I already have came up with a SIMD implementation that is ~1.15x faster than a simple lookup table, but would like to improve it if possible, which I think is very hard due to lack of efficient instructions.
My SIMD implementation uses 16bit fixed point arithmetic to evaluate a 3rd degree polynomial (I use least squares fit). The polynomial uses different coefficients for different input ranges. There are 8 ranges, and range i spans (64)2^i to (64)2^(i + 1).
The rational behind this is the derivatives of Log[x] drop rapidly with x, meaning a polynomial will fit it more accurately since polynomials are an exact fit for functions that have a derivative of 0 beyond a certain order.
SIMD table lookups are done very efficiently with a single _mm_shuffle_epi8(). I use SSE's float to int conversion to get the exponent and significand used for the fixed point approximation. I also software pipelined the loop to get ~1.25x speedup, so further code optimizations are probably unlikely.

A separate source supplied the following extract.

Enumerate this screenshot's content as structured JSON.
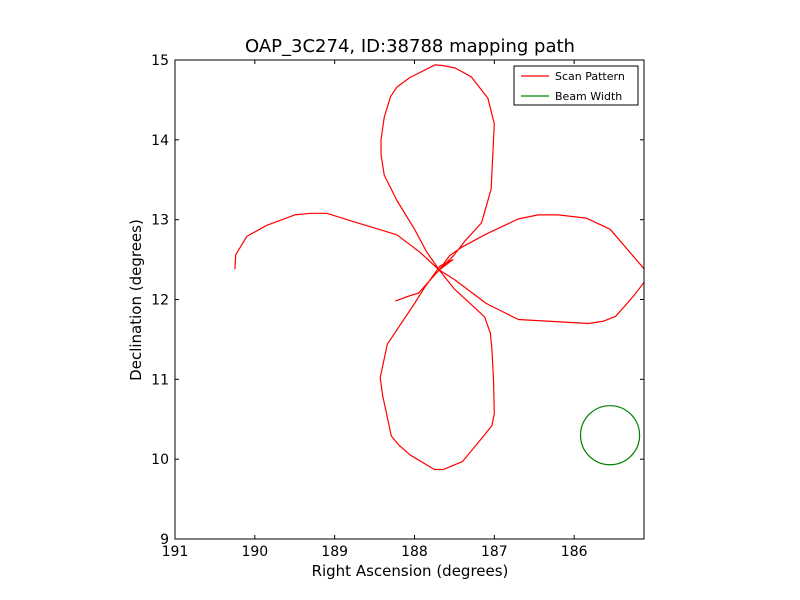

What I'm asking is if there's a more efficient approximation at a higher level?
For example:
Can this function be decomposed into functions with a limited domain like
log2((2^x) * significand) = x + log2(significand)

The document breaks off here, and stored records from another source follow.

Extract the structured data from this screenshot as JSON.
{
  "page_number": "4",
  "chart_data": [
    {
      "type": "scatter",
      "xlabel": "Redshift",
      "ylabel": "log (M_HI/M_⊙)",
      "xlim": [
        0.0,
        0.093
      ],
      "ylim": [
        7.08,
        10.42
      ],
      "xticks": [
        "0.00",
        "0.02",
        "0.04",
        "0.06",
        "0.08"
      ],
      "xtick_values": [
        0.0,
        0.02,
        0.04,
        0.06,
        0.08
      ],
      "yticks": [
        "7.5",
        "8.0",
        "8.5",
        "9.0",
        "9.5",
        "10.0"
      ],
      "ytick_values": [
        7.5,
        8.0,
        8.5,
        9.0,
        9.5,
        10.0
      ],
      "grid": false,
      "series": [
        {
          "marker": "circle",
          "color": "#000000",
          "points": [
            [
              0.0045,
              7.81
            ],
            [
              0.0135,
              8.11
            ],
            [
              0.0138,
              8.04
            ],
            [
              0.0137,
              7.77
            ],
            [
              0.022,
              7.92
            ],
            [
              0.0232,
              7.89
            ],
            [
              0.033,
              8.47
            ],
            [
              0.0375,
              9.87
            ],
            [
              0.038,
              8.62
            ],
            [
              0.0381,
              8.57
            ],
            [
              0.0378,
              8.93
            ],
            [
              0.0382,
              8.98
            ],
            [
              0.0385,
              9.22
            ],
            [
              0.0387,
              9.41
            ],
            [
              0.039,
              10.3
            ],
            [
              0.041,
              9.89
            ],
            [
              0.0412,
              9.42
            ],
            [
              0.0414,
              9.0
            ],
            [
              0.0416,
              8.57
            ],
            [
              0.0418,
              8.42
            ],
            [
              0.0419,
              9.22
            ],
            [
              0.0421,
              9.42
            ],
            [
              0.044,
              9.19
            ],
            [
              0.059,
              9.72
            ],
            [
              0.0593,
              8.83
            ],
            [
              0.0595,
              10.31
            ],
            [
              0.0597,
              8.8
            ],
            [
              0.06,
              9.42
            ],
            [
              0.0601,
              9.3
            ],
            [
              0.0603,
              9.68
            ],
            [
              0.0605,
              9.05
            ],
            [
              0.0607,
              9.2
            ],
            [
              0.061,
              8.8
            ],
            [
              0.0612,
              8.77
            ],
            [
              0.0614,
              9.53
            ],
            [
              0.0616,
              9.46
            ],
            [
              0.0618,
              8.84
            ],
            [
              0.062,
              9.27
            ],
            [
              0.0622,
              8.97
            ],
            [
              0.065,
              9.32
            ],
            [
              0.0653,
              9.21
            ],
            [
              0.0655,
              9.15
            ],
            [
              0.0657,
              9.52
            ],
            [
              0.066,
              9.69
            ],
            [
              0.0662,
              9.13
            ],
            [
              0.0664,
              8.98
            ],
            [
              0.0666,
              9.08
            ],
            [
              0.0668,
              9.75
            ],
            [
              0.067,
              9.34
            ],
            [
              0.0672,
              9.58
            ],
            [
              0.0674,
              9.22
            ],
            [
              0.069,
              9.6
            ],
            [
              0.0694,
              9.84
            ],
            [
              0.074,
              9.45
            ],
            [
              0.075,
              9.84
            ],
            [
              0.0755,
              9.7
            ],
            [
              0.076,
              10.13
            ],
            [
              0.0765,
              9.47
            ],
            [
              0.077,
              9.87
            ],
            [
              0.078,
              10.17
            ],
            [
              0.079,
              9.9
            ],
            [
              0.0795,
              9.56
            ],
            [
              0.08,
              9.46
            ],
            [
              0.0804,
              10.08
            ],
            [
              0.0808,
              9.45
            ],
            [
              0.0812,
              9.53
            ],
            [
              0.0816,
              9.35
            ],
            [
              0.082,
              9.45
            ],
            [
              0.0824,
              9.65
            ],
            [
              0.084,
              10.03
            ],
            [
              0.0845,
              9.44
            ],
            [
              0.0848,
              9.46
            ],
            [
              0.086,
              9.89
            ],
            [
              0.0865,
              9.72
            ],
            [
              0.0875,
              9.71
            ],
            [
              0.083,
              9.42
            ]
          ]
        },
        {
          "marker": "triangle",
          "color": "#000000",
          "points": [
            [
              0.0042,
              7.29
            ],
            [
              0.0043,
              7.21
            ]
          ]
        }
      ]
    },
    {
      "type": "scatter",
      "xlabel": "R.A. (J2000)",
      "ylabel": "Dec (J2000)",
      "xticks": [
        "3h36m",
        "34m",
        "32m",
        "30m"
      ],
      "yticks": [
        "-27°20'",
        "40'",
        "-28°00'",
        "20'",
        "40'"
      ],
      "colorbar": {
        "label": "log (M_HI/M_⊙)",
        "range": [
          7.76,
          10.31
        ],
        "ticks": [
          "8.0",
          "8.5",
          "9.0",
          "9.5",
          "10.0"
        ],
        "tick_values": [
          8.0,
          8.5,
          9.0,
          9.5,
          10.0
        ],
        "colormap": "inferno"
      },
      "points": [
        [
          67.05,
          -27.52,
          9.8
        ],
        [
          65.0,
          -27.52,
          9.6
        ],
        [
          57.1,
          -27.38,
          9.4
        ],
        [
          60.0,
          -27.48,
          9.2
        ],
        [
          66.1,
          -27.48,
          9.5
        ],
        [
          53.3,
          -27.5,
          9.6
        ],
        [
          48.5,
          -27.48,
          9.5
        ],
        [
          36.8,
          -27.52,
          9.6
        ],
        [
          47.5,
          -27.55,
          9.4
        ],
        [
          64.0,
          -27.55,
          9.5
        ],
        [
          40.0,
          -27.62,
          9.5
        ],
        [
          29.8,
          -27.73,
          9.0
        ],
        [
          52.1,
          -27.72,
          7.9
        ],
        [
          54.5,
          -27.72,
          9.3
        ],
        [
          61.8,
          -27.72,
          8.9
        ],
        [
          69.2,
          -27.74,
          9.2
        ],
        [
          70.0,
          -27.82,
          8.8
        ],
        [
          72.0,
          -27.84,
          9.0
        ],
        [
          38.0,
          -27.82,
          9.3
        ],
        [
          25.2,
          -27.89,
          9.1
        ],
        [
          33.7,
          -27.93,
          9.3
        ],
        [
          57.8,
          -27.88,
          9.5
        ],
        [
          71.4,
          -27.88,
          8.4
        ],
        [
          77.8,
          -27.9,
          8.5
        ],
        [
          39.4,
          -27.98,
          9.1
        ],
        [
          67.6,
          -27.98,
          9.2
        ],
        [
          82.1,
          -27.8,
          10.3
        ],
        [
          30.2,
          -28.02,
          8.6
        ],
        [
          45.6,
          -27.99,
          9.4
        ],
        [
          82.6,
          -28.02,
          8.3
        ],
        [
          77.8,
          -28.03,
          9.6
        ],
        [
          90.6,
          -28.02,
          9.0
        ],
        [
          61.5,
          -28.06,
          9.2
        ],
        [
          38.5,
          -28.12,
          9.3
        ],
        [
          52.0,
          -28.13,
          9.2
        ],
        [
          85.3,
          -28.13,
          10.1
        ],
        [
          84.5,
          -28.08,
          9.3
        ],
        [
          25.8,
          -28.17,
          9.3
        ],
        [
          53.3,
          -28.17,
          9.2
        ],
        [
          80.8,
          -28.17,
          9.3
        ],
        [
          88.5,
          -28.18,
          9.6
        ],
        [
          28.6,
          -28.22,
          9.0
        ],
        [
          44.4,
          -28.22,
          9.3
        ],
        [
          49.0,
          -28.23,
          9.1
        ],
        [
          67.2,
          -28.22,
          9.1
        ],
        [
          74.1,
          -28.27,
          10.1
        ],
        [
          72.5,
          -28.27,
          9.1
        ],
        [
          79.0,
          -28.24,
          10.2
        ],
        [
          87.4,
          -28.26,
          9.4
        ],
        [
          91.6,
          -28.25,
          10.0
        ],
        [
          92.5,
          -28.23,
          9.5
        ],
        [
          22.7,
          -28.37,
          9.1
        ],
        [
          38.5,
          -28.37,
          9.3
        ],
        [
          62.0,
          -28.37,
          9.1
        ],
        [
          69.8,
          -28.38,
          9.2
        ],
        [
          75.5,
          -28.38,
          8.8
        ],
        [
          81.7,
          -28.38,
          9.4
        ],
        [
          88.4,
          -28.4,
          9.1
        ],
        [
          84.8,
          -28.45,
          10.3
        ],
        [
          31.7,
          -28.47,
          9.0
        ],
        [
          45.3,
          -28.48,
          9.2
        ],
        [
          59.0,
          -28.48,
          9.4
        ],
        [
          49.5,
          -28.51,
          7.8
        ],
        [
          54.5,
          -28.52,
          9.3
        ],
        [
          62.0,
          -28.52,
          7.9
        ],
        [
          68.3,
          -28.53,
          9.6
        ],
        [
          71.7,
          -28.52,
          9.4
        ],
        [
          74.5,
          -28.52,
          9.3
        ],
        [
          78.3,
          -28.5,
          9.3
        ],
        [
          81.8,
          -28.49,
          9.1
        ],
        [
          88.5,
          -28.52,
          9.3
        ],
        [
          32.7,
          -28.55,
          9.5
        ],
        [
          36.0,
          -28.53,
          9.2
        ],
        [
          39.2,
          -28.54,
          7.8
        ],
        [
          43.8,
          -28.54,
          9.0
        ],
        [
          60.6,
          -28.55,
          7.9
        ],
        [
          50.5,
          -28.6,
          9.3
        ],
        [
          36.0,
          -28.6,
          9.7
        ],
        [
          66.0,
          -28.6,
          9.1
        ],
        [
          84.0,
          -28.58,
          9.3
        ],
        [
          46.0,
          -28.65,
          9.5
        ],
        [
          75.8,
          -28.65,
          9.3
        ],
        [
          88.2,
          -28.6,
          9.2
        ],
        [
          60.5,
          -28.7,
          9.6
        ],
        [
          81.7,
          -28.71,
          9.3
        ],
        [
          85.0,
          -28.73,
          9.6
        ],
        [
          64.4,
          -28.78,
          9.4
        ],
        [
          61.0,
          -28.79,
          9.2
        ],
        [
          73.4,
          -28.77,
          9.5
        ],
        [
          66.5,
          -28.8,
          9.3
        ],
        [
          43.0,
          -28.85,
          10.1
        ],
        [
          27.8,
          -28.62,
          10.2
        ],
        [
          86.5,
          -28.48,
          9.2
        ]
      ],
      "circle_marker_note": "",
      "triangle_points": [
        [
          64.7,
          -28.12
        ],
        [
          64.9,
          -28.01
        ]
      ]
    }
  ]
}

hence eliminating the need to deal with different ranges (table lookups). The main problem I think is adding the k1 term kills all those nice log properties that we know and love, making it not possible. Or is it?

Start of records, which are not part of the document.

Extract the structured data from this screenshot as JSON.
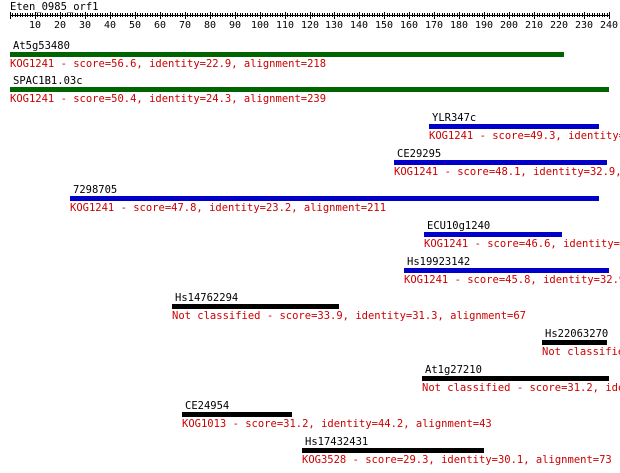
{
  "query": {
    "name": "Eten_0985_orf1",
    "length": 240,
    "axis_labels": [
      "10",
      "20",
      "30",
      "40",
      "50",
      "60",
      "70",
      "80",
      "90",
      "100",
      "110",
      "120",
      "130",
      "140",
      "150",
      "160",
      "170",
      "180",
      "190",
      "200",
      "210",
      "220",
      "230",
      "240"
    ]
  },
  "colors": {
    "green": "#006400",
    "blue": "#0000c8",
    "black": "#000000",
    "label_red": "#cc0000"
  },
  "hits": [
    {
      "name": "At5g53480",
      "start": 1,
      "end": 222,
      "color": "green",
      "desc": "KOG1241 - score=56.6, identity=22.9, alignment=218"
    },
    {
      "name": "SPAC1B1.03c",
      "start": 1,
      "end": 240,
      "color": "green",
      "desc": "KOG1241 - score=50.4, identity=24.3, alignment=239"
    },
    {
      "name": "YLR347c",
      "start": 169,
      "end": 236,
      "color": "blue",
      "desc": "KOG1241 - score=49.3, identity=3"
    },
    {
      "name": "CE29295",
      "start": 155,
      "end": 239,
      "color": "blue",
      "desc": "KOG1241 - score=48.1, identity=32.9, a"
    },
    {
      "name": "7298705",
      "start": 25,
      "end": 236,
      "color": "blue",
      "desc": "KOG1241 - score=47.8, identity=23.2, alignment=211"
    },
    {
      "name": "ECU10g1240",
      "start": 167,
      "end": 221,
      "color": "blue",
      "desc": "KOG1241 - score=46.6, identity=38"
    },
    {
      "name": "Hs19923142",
      "start": 159,
      "end": 240,
      "color": "blue",
      "desc": "KOG1241 - score=45.8, identity=32.9,"
    },
    {
      "name": "Hs14762294",
      "start": 66,
      "end": 132,
      "color": "black",
      "desc": "Not classified - score=33.9, identity=31.3, alignment=67"
    },
    {
      "name": "Hs22063270",
      "start": 214,
      "end": 239,
      "color": "black",
      "desc": "Not classifie"
    },
    {
      "name": "At1g27210",
      "start": 166,
      "end": 240,
      "color": "black",
      "desc": "Not classified - score=31.2, ident"
    },
    {
      "name": "CE24954",
      "start": 70,
      "end": 113,
      "color": "black",
      "desc": "KOG1013 - score=31.2, identity=44.2, alignment=43"
    },
    {
      "name": "Hs17432431",
      "start": 118,
      "end": 190,
      "color": "black",
      "desc": "KOG3528 - score=29.3, identity=30.1, alignment=73"
    }
  ]
}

Iterative method? don't think so because the Newton method for log[x] is already a complicated expression
Exploiting locality of neighboring pixels? - if the range of the 8 inputs fall in the same approximation range, then I can look up a single coefficient, instead of looking up separate coefficients for each element. Thus, I can use this as a fast common case, and use a slower, general code path when it isn't. But for my data, the range needs to be ~2000 before this property hold 70% of the time, which doesn't seem to make this method competitive.
Please, give me some opinion, especially if you're an applied mathematician, even if you say it can't be done. Thanks.
You should be able to improve on least-squares fitting by using Chebyshev approximation. (The idea is, you're looking for the approximation whose worst-case deviation in a range is least; least-squares instead looks for the one whose summed squared difference is least.) I would guess this doesn't make a huge difference for your problem, but I'm not sure -- hopefully it could reduce the number of ranges you need to split into, somewhat.
If there's already a fast implementation of log(x), maybe compute P(x) * log(x) where P(x) is a polynomial chosen by Chebyshev approximation. (Instead of trying to do the whole function as a polynomial approx -- to need less range-reduction.)
I'm an amateur here -- just dipping my toe in as there aren't a lot of answers already.
One observation:
You can find an expression for how large x needs to be as a function of k0 and k1, such that the term x^k0 dominates k1 enough for the approximation:
x^k0 +k1 ~= x^k0, allowing you to approximately evaluate the function as
k0*Log(x).
This would take care of all x's above some value.
I recently read how the sRGB model compresses physical tri stimulus values into stored RGB values.
It basically is very similar to the function I try to approximate, except that it's defined piece wise:
k0 x, x < 0.0031308
k1 x^0.417 - k2 otherwise
I was told the constant addition in Log[x^k0 + k1] was to make the beginning of the function more linear. But that can easily be achieved with a piece wise approximation. That would make the approximation a lot more "uniform" - with only 2 approximation ranges. This should be cheaper to compute due to no longer needing to compute an approximation range index (integer log) and doing SIMD coefficient lookup.
For now, I conclude this will be the best approach, even though it doesn't approximate the function precisely. The hard part will be proposing this change and convincing people to use it.